The stanchion has been repeatedly straitened has undergone enough stress cycles as to degrade the integrity of the tube. This, obviously, is undesirable. This can be detected by lubricating the tube slightly and running your hand up and down the tube to detect anomolies in the surface. Any surface anomolies on the stanchion will result in ongoing fork seal issues. As the fork seal passes by the surface anomoly it will quickly degrade the seal or allow oil to pass by resulting in oil leaks that can effect the brake rotor or tire surface which, in both cases, could prove to be a safety issue for the rider.

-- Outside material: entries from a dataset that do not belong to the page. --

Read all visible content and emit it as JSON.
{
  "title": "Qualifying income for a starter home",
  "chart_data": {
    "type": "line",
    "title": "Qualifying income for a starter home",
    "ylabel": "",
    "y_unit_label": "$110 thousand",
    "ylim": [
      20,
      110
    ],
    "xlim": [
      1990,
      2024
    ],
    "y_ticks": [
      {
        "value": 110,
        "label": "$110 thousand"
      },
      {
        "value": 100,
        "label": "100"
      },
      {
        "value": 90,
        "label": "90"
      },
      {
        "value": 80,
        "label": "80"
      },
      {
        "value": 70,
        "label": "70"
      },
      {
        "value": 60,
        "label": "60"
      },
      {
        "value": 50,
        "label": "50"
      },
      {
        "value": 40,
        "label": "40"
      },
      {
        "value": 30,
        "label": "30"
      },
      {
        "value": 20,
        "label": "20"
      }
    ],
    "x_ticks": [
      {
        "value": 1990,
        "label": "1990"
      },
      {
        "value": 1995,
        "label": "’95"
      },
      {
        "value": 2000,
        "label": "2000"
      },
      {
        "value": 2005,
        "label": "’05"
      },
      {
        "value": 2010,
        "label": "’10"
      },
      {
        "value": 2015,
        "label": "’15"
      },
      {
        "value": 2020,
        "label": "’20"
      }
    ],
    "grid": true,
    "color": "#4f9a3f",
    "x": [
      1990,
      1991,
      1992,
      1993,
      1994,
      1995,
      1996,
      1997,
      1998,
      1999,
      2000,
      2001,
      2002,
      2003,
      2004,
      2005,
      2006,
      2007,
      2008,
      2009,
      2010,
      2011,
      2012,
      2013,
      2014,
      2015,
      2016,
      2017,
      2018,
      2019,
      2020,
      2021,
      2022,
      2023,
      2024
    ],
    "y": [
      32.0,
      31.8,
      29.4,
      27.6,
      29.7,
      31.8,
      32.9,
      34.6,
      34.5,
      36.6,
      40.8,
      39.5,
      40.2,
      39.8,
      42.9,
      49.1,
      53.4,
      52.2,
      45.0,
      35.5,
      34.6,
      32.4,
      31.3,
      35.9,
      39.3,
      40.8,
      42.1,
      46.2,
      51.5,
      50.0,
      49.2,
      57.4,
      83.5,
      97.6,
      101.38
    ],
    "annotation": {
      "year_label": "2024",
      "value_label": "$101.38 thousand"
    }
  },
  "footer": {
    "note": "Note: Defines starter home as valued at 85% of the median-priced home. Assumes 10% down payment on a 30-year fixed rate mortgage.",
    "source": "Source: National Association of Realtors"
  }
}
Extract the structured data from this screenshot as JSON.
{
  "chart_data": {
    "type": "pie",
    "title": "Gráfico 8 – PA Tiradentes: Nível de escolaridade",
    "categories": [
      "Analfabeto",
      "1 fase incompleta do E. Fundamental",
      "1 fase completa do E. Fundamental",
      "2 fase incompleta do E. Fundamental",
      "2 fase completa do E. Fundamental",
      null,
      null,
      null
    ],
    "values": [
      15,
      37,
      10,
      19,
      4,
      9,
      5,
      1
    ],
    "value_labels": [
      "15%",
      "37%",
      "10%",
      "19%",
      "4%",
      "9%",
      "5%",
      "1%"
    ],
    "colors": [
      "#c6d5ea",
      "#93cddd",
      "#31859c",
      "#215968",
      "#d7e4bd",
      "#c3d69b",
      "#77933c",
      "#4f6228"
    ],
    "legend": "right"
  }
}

I've personally straightened many stanchions at shops and at home with excellent results. Another avenue for remediation is to simply replace the stanchion AND the plain bearings within the slider.

  • Yes your oil seal is broken , get than fixed asap.
  • Fork Bending on the FZ-S is a very common issue , though its a 43mm fork it bends quite easily, so slight bend might have caused due to driving fast onto a pothole or an accident as you say.
  • There are two things you can do for this situation.
  • Yes you can fix it but it will be still noticeable(if you know someone who does it then it might be close to perfect else you will still have a small bend) These slight bends wont affect your everyday riding much and definitely should not cause any safety issues since its not a fast bike.
  • If you are extremely concerned and want a perfectly straight handlebar then either you have to be friends with the guy with the hydraulic press or ignore this bike.
  • As for how the fork bends are removed , different shops use different machines for example most(Indian) shops use a rudimentary hydraulic piston with a pivot and a manual inspection of the forks by straightening slowly , this is the cheapest way to do and thus causing less precision.

Edit: I would also consider replacing the entire fork set which would solve this whole issue once and for all.

  • This was great info. And yes, I've noticed this with the FZ16's among the few people I know who've owned it.